I left her soothing him. The phone was burring. When I picked it up and said, “Hello,” the earpiece replied:

“How y’ doin’, lovey-duck?” An oddly agreeable, throaty, feminine drawl.

“Just fine.” If she didn’t recognize it wasn’t Lanerd on the line, she couldn’t know him very well.

“This is Edie, honey-pie.”

“Good ole Edie,” I said brightly. “What’s th’ good word?”

“You know what the good word is, shugie.” The throaty voice giggled. “Cash is th’ bes’ word there is.”

“Might have something there, Edie.”

“I’ll have it when you give it to me. That little matter’s been taken care of. When do we talk payment?”

“Any time at all.” I knew of only one piece of recent business concerning Dow Lanerd that a canary like this might be interested in, but, of course, I didn’t know all of Lanerd’s current doings. By any means.
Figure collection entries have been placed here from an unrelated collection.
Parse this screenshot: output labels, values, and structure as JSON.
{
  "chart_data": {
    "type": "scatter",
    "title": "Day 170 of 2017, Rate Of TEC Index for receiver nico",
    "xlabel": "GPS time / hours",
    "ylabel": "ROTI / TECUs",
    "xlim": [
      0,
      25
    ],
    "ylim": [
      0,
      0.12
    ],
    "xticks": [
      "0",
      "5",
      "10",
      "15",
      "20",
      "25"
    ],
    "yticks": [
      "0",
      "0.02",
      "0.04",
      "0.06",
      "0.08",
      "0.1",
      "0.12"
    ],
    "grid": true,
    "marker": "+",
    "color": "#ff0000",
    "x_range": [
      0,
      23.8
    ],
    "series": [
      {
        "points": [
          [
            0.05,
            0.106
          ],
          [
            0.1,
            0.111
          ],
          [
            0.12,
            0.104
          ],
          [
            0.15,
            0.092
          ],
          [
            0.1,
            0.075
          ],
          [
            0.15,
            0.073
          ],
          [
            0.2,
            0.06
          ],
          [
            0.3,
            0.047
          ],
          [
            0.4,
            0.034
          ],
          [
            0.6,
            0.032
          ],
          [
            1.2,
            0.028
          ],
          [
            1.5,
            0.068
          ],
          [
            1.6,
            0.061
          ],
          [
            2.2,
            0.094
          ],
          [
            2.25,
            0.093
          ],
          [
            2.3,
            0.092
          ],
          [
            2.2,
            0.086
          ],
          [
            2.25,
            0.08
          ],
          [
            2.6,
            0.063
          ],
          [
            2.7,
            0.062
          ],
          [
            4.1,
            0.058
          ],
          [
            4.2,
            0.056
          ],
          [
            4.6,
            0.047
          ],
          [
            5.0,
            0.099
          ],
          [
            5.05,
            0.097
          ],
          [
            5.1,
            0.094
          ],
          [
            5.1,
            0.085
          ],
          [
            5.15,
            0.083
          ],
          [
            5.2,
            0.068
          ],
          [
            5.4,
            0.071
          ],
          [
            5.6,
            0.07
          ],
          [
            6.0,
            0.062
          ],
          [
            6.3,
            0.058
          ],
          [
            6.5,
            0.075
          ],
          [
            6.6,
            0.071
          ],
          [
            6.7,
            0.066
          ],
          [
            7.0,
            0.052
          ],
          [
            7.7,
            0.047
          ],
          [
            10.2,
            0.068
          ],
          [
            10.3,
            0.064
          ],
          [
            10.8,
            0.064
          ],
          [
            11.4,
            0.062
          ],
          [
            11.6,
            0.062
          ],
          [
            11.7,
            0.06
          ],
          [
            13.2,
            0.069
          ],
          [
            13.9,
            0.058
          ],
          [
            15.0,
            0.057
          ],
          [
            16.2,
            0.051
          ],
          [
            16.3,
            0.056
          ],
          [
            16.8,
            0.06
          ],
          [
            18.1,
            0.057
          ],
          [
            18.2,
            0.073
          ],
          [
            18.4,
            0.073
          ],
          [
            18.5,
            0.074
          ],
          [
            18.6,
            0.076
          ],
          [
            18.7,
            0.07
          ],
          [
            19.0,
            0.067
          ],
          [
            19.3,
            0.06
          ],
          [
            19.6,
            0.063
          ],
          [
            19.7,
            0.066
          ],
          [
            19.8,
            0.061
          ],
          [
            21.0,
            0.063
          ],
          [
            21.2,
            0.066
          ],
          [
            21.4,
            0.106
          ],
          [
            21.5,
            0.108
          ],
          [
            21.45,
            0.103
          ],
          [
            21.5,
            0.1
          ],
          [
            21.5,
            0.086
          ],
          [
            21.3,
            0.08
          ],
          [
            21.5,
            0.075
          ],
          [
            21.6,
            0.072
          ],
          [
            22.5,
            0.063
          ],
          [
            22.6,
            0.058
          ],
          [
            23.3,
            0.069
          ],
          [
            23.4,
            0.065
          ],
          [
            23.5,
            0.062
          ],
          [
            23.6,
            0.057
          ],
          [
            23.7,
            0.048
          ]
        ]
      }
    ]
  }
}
Ruth Moore was still pouring syrup on the disappointed Crew Cut. “Come on up.”

“No, ’deed. You come on down here. I want to get this deal closed right hasty.”

“Where you now?”

“High in the saddle, down here at the Steeplechase. C’mon down an’ take a hurdle with me.”

“Be along in a minute.”

“Don’t make me wait, sugar-pie.” She hung up. Before I did, Ruth Moore was hanging on my arm. Trying to get the phone away from me.

Chapter nine:

Plushy couple

“It’s my job to handle his phone calls.” Ruth Moore was disturbed. “Who was that?”

“Not your boss. Or his wife.”

“Tildy?” The cat-green showed in her eyes.

“No.” Seemed to me, no matter how private a secretary she was, there’d be no need for her to know about a call like that. “Why’d Crew Cut have to call in person? Couldn’t he have phoned?”